Many films work hard in their opening scenes to establish sympathy with their central character. Not The American – we witness Jack (George Clooney) shoot dead his lover when she witnesses him dispatch a would-be assassin. What sort of man are we dealing with here? We see very little sign of moral anguish in Jack – although late in the film, he has a flashback to the scene, perhaps a sign that he has changed.

Jack constructs weapons, but he wants out. He accepts one last job, and moves to a small Italian town to build the weapon to the right specifications. He is befriended by a prostitute and a priest, both of whom want to help him, and both of whom think the first step is for him to confess his secret. Jack is constantly looking over his shoulder – who is going to try to kill him, the unexplained Swedes, the priest, the prostitute or the woman assassin he is building the weapon for?

It is never made clear who Jack is working for. Mainstream films will tend to justify the violence of a hero. The justness of their cause is established; good and evil are clearly defined. But the absolute absence of motives or reasons makes the violence seem meaningless. It’s like the black spy versus the white spy in Mad Magazine – who’s the goodie? There isn’t one! The rejection of the myth of redemptive-violence makes it a film closer to an Anabaptist’s understanding of the nature of violence and its effect on humans.

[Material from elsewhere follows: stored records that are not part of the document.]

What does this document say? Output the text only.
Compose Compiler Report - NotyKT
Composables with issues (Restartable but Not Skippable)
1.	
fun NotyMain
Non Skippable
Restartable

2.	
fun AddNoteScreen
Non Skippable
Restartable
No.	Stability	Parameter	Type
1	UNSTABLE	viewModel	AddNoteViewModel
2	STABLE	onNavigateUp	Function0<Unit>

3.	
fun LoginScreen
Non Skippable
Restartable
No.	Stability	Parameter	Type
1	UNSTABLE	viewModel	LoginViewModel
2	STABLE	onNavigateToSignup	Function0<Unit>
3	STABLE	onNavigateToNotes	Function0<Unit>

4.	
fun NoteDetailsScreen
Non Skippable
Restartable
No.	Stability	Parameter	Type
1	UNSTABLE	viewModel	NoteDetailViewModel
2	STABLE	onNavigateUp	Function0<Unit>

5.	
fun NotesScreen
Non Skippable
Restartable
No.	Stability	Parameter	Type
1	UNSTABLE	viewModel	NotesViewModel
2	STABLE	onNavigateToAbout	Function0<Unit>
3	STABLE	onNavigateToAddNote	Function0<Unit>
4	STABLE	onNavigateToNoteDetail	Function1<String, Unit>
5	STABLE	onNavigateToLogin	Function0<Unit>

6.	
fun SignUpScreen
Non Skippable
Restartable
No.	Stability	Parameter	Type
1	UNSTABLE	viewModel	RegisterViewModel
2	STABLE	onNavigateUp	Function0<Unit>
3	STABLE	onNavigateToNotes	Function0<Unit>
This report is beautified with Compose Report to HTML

The other interesting angle for Christians is the redemption offered to Jack by the priest and the prostitute. Both want to draw him out of his solitude, to bring him to a point where he can trust another human. The priest tells Jack that Jack knows hell is real – he isliving in it, because he is living in his unconfessed sin.

[Spoiler alert]

The prostitute genuinely cares for him, and pursues him as a lover rather than a client. But he illustrates so clearly that if you are not trustworthy, you cannot trust others. She has a small gun in her handbag to protect herself against clients; he assumes she is trying to kill him. There is small redemption at the end of the film, where he decides to make a new life with her, even though it proves to be too late.